Ogrzewanie postojowe. Panaceum na zimowe mrozyJednak system Webasto jest zaawansowany i znacznie ingeruje w systemy pojazdu. Dzięki temu jest bardzo wydajny i skuteczny, ale jednocześnie stosunkowo drogi. W najprostszej konfiguracji kosztuje około 3600 zł, jeśli uzupełnimy go o wydajniejszy generator i najbardziej zaawansowany układ sterowania, cena przekroczy 6000 XNUMX zł. Dlatego należy zadać ważne pytanie – czy ogrzewanie postojowe może być prostsze i tańsze? Zdecydowanie tak. Nie chodzi tu o tak prosty system jak możliwość zdalnego uruchomienia samochodu z wyprzedzeniem, dostosowany do naszych planów podróży.

Jest to bardzo ekonomiczne rozwiązanie, które pozwala na ogrzanie wnętrza auta, ale nie rozwiązuje problemu rozruchu zimnego silnika. Napęd nie nagrzewa się przed uruchomieniem, akumulator jest mocno obciążony, a zimny gęsty olej nie dociera od razu do wszystkich części silnika wymagających smarowania. Tak więc wszystko dzieje się tak samo, jak przy uruchamianiu zimnego silnika bez wyprzedzenia rozrządu. Jedyną zaletą jest ogrzewanie wnętrza. Ale są też inne pomysły, z których możesz skorzystać.

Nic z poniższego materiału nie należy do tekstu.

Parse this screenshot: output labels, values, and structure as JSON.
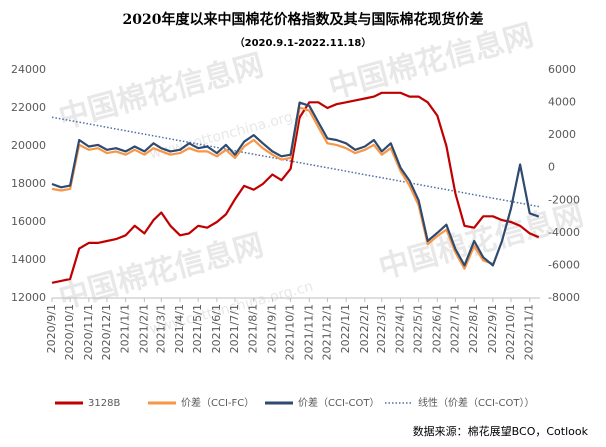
{
  "chart_data": {
    "type": "line",
    "title": "2020年度以来中国棉花价格指数及其与国际棉花现货价差",
    "subtitle": "（2020.9.1-2022.11.18）",
    "source": "数据来源：棉花展望BCO，Cotlook",
    "watermark": "中国棉花信息网",
    "watermark_url": "www.cottonchina.org.cn",
    "x": [
      "2020/9/1",
      "2020/9/16",
      "2020/10/1",
      "2020/10/16",
      "2020/11/1",
      "2020/11/16",
      "2020/12/1",
      "2020/12/16",
      "2021/1/1",
      "2021/1/16",
      "2021/2/1",
      "2021/2/16",
      "2021/3/1",
      "2021/3/16",
      "2021/4/1",
      "2021/4/16",
      "2021/5/1",
      "2021/5/16",
      "2021/6/1",
      "2021/6/16",
      "2021/7/1",
      "2021/7/16",
      "2021/8/1",
      "2021/8/16",
      "2021/9/1",
      "2021/9/16",
      "2021/10/1",
      "2021/10/16",
      "2021/11/1",
      "2021/11/16",
      "2021/12/1",
      "2021/12/16",
      "2022/1/1",
      "2022/1/16",
      "2022/2/1",
      "2022/2/16",
      "2022/3/1",
      "2022/3/16",
      "2022/4/1",
      "2022/4/16",
      "2022/5/1",
      "2022/5/16",
      "2022/6/1",
      "2022/6/16",
      "2022/7/1",
      "2022/7/16",
      "2022/8/1",
      "2022/8/16",
      "2022/9/1",
      "2022/9/16",
      "2022/10/1",
      "2022/10/16",
      "2022/11/1",
      "2022/11/16"
    ],
    "xlim": [
      "2020/9/1",
      "2022/11/18"
    ],
    "xticks": [
      "2020/9/1",
      "2020/10/1",
      "2020/11/1",
      "2020/12/1",
      "2021/1/1",
      "2021/2/1",
      "2021/3/1",
      "2021/4/1",
      "2021/5/1",
      "2021/6/1",
      "2021/7/1",
      "2021/8/1",
      "2021/9/1",
      "2021/10/1",
      "2021/11/1",
      "2021/12/1",
      "2022/1/1",
      "2022/2/1",
      "2022/3/1",
      "2022/4/1",
      "2022/5/1",
      "2022/6/1",
      "2022/7/1",
      "2022/8/1",
      "2022/9/1",
      "2022/10/1",
      "2022/11/1"
    ],
    "ylim": [
      12000,
      24000
    ],
    "yticks": [
      12000,
      14000,
      16000,
      18000,
      20000,
      22000,
      24000
    ],
    "y2lim": [
      -8000,
      6000
    ],
    "y2ticks": [
      -8000,
      -6000,
      -4000,
      -2000,
      0,
      2000,
      4000,
      6000
    ],
    "series": [
      {
        "name": "3128B",
        "color": "#c00000",
        "values": [
          12800,
          12900,
          13000,
          14600,
          14900,
          14900,
          15000,
          15100,
          15300,
          15800,
          15400,
          16100,
          16500,
          15800,
          15300,
          15400,
          15800,
          15700,
          16000,
          16400,
          17200,
          17900,
          17700,
          18000,
          18500,
          18200,
          18800,
          21500,
          22300,
          22300,
          22000,
          22200,
          22300,
          22400,
          22500,
          22600,
          22800,
          22800,
          22800,
          22600,
          22600,
          22300,
          21600,
          20000,
          17500,
          15800,
          15700,
          16300,
          16300,
          16100,
          16000,
          15800,
          15400,
          15200
        ]
      },
      {
        "name": "价差（CCI-FC）",
        "color": "#f79646",
        "axis": "y2",
        "values": [
          -1300,
          -1400,
          -1300,
          1400,
          1100,
          1200,
          900,
          1000,
          800,
          1100,
          800,
          1200,
          1000,
          800,
          900,
          1200,
          1000,
          1000,
          700,
          1100,
          600,
          1300,
          1700,
          1200,
          800,
          500,
          600,
          3700,
          3500,
          2500,
          1500,
          1400,
          1200,
          900,
          1100,
          1400,
          800,
          1200,
          -200,
          -1100,
          -2300,
          -4700,
          -4200,
          -3800,
          -5200,
          -6200,
          -4800,
          -5700,
          -5900,
          null,
          null,
          null,
          null,
          null
        ]
      },
      {
        "name": "价差（CCI-COT）",
        "color": "#2e4a70",
        "axis": "y2",
        "values": [
          -1000,
          -1200,
          -1100,
          1700,
          1300,
          1400,
          1100,
          1200,
          1000,
          1300,
          1000,
          1500,
          1200,
          1000,
          1100,
          1500,
          1200,
          1300,
          900,
          1400,
          800,
          1600,
          2000,
          1500,
          1000,
          700,
          800,
          4000,
          3800,
          2800,
          1800,
          1700,
          1500,
          1100,
          1300,
          1700,
          1000,
          1500,
          0,
          -800,
          -2000,
          -4500,
          -4000,
          -3500,
          -5000,
          -6000,
          -4500,
          -5500,
          -6000,
          -4500,
          -2500,
          200,
          -2800,
          -3000
        ]
      },
      {
        "name": "线性（价差（CCI-COT））",
        "color": "#4a6fa5",
        "axis": "y2",
        "dash": true,
        "x": [
          "2020/9/1",
          "2022/11/18"
        ],
        "values": [
          3100,
          -2400
        ]
      }
    ]
  }
}
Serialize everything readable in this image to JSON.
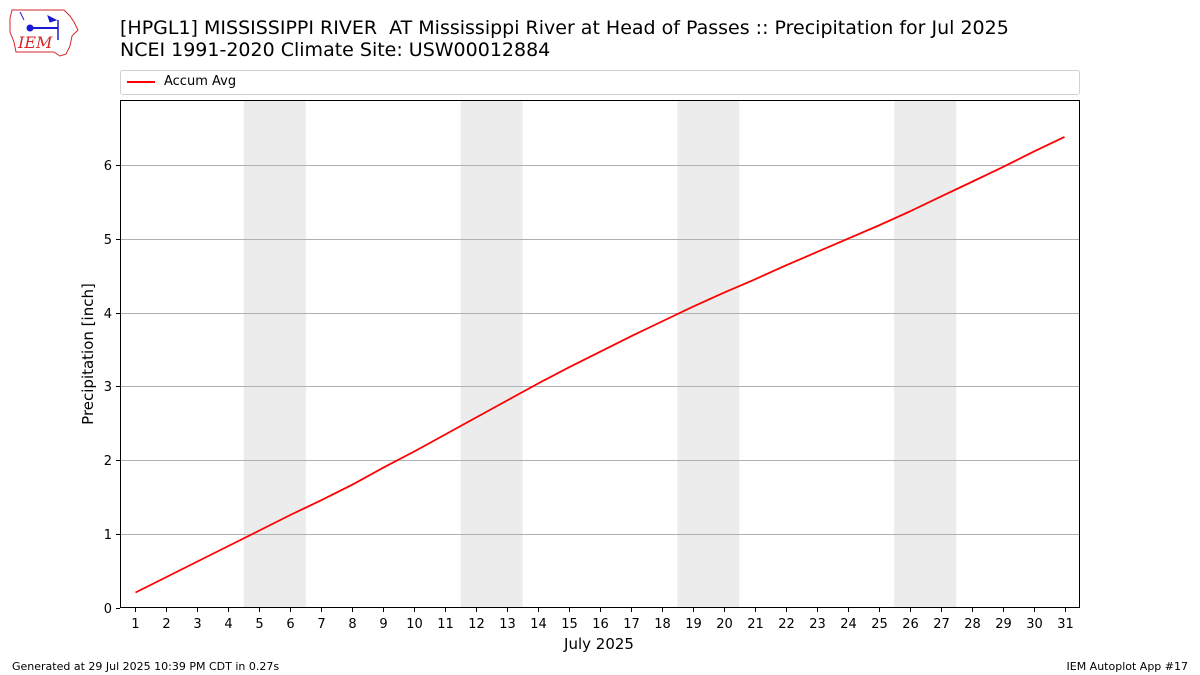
{
  "logo": {
    "text": "IEM",
    "color": "#d62728",
    "accent": "#1a1ad6"
  },
  "title": {
    "line1": "[HPGL1] MISSISSIPPI RIVER  AT Mississippi River at Head of Passes :: Precipitation for Jul 2025",
    "line2": "NCEI 1991-2020 Climate Site: USW00012884"
  },
  "legend": {
    "label": "Accum Avg",
    "color": "#ff0000"
  },
  "footer": {
    "left": "Generated at 29 Jul 2025 10:39 PM CDT in 0.27s",
    "right": "IEM Autoplot App #17"
  },
  "chart_data": {
    "type": "line",
    "title": "[HPGL1] MISSISSIPPI RIVER  AT Mississippi River at Head of Passes :: Precipitation for Jul 2025",
    "xlabel": "July 2025",
    "ylabel": "Precipitation [inch]",
    "x": [
      1,
      2,
      3,
      4,
      5,
      6,
      7,
      8,
      9,
      10,
      11,
      12,
      13,
      14,
      15,
      16,
      17,
      18,
      19,
      20,
      21,
      22,
      23,
      24,
      25,
      26,
      27,
      28,
      29,
      30,
      31
    ],
    "series": [
      {
        "name": "Accum Avg",
        "color": "#ff0000",
        "values": [
          0.21,
          0.42,
          0.63,
          0.84,
          1.05,
          1.26,
          1.46,
          1.67,
          1.9,
          2.12,
          2.35,
          2.58,
          2.81,
          3.04,
          3.26,
          3.47,
          3.68,
          3.88,
          4.08,
          4.27,
          4.45,
          4.64,
          4.82,
          5.0,
          5.18,
          5.37,
          5.57,
          5.77,
          5.97,
          6.18,
          6.38
        ]
      }
    ],
    "xlim": [
      0.5,
      31.5
    ],
    "ylim": [
      0,
      6.88
    ],
    "yticks": [
      0,
      1,
      2,
      3,
      4,
      5,
      6
    ],
    "xticks": [
      1,
      2,
      3,
      4,
      5,
      6,
      7,
      8,
      9,
      10,
      11,
      12,
      13,
      14,
      15,
      16,
      17,
      18,
      19,
      20,
      21,
      22,
      23,
      24,
      25,
      26,
      27,
      28,
      29,
      30,
      31
    ],
    "weekend_shading": [
      [
        5,
        6
      ],
      [
        12,
        13
      ],
      [
        19,
        20
      ],
      [
        26,
        27
      ]
    ],
    "shade_color": "#ececec",
    "grid": "horizontal",
    "grid_color": "#b0b0b0",
    "legend_position": "top"
  }
}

Na rynku dostępne są systemy ogrzewania parkingów za pomocą grzałek elektrycznych wbudowanych w układ chłodzenia silnika. Grzejniki podgrzewają płyn w układzie chłodzenia, a wraz z nim cały silnik. Można zaprogramować włączanie i wyłączanie grzałek. Jeśli zatrzymamy się na rozgrzaniu silnika, to koszt takiego układu to 400-500 zł. Ale system można rozbudować, ogrzewając wnętrze za pomocą specjalnych grzejników, dobranych do wielkości kabiny. Wtedy koszt systemu wyniesie co najmniej 1000 zł. Ale to nie koniec. W najbardziej zaawansowanej wersji elektrycznego ogrzewania postojowego za 1600-2200 zł można również naładować akumulator. Rozwiązanie jest proste i ma znacznie lepszą cenę niż Webasto, ale ma też jedną istotną wadę – wymagany jest dostęp do sieci elektrycznej 230 V. To znacznie ogranicza krąg odbiorców.